Хохол только головой покачал – впечатлительная Мышка всегда все воспринимала близко к сердцу. Он сел рядом с ней, сгреб в охапку вместе с одеялом и усадил на колени.
– Так лучше?
Она прижалась к нему и тихонько всхлипывала. Хохол смотрел сверху вниз на ее черную макушку и видел совсем другую картину – Коваль, убивавшуюся по Малышу. Он точно так же, как сейчас с Мышкой, сидел с ней, носил на руках, говорил что-то, а она, оцепеневшая от горя, молчала и смотрела в одну точку. Мышка хотя бы плакала, и это давало надежду, что, выплакавшись, она все забудет. Коваль же все держала в себе и потому, не выдержав непосильной нагрузки, часто срывалась. Машку же нужно было уберечь от такого срыва – у нее просто не та психика.
– Маша… ты плачь, плачь, – бормотал он, чуть покачивая ее на коленях. – От слез легче делается. Если бы я мог – я бы по каждой ерунде рыдал…
Он еще что-то говорил – какие-то глупости, рассказывал стихи – вернее, пересказывал Жоркины песни из тех, что помнил, обещал, что летом они все вместе непременно поедут отдыхать, как и планировали – они с Мариной и Егоркой и Мышка с мужем и Аленой. Когда же Хохол устал молоть языком и осторожно заглянул в лицо Марье, то обнаружил, что она уже давно крепко спит.
Наутро Мышка проснулась совсем разбитая, не встала с постели, и Хохол решил побаловать ее чем-то вкусным.

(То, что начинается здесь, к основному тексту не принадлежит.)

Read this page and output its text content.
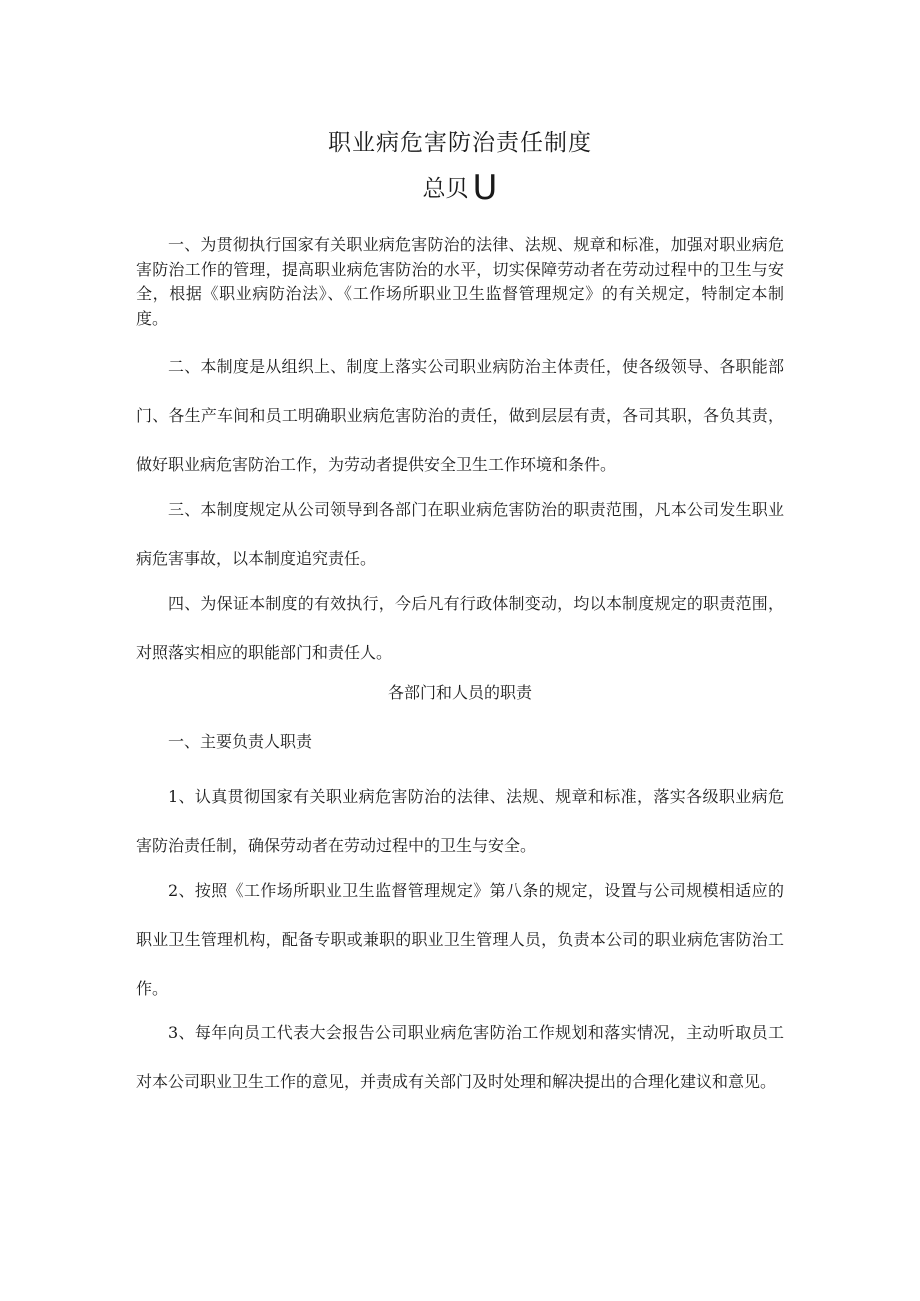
职业病危害防治责任制度
总贝 U

一、为贯彻执行国家有关职业病危害防治的法律、法规、规章和标准，加强对职业病危害防治工作的管理，提高职业病危害防治的水平，切实保障劳动者在劳动过程中的卫生与安全，根据《职业病防治法》、《工作场所职业卫生监督管理规定》的有关规定，特制定本制度。

二、本制度是从组织上、制度上落实公司职业病防治主体责任，使各级领导、各职能部门、各生产车间和员工明确职业病危害防治的责任，做到层层有责，各司其职，各负其责，做好职业病危害防治工作，为劳动者提供安全卫生工作环境和条件。

三、本制度规定从公司领导到各部门在职业病危害防治的职责范围，凡本公司发生职业病危害事故，以本制度追究责任。

四、为保证本制度的有效执行，今后凡有行政体制变动，均以本制度规定的职责范围，对照落实相应的职能部门和责任人。

各部门和人员的职责
一、主要负责人职责

1、认真贯彻国家有关职业病危害防治的法律、法规、规章和标准，落实各级职业病危害防治责任制，确保劳动者在劳动过程中的卫生与安全。

2、按照《工作场所职业卫生监督管理规定》第八条的规定，设置与公司规模相适应的职业卫生管理机构，配备专职或兼职的职业卫生管理人员，负责本公司的职业病危害防治工作。

3、每年向员工代表大会报告公司职业病危害防治工作规划和落实情况，主动听取员工对本公司职业卫生工作的意见，并责成有关部门及时处理和解决提出的合理化建议和意见。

Она практически не ела сладкого, как и Марина, но была у нее маленькая страсть – пирожные с глазированным верхом. Такие – Хохол тоже это помнил – раньше продавали в кинотеатрах, стоила эта радость двадцать две копейки по тем деньгам. Он помнил, как еще пацаном с друзьями бегал на «Неуловимых мстителей» и перед сеансом непременно покупал в буфете стакан лимонада и такое пирожное. Ему даже показалось, что он прекрасно помнит и вкус, и запах. Сейчас их тоже можно было купить, хотя вкус был уже не тот, и цена, соответственно, изменилась.
– Машунь, я пойду до кондитерской прогуляюсь, хорошо?
– Да, сходи, – вяло откликнулась она, глядя в одну точку. – Только… Жень, ты недолго, ладно? Я боюсь одна…
– Не переживай, – он легонько щелкнул ее пальцем по носу и ушел.
Первый день весны в Сибири ничем не отличался от последнего дня зимы – тот же холод, те же замерзшие деревья, гололед и тихий падающий снег. Солнца не было, город казался серым и сюрреалистическим. Женька шел по тротуару, курил и думал, что ему нужно уезжать. И не домой, а туда, к Марине. Он чувствовал, что с ней происходит что-то, что она нуждается в его помощи, и, возможно, не столько в помощи, сколько в нем самом. Хохол всегда чувствовал этот момент.
Выйдя из кондитерской с пакетом, в котором просвечивал пластиковый контейнер с пирожными, Женька вдруг зацепился взглядом за листок объявления, хлопавший надрезанными полосками с номером телефона.
«Избавляем от нежелательных тату и шрамов». Сам не понимая, зачем, Женька дернул за один из «хвостиков» и опустил бумажку с номером в карман куртки.
Телефон завибрировал в тот момент, когда Хохол рылся во всех карманах в поисках ключей. Он стоял у подъезда и не мог вспомнить, куда засунул связку. Выходило, что он забыл их на диване, когда обувался, а значит, придется звонить в домофон и пугать Машку. А тут еще и собственный телефон… Но когда он вынул трубку и взглянул на дисплей, все сразу куда-то ушло – это была Марина.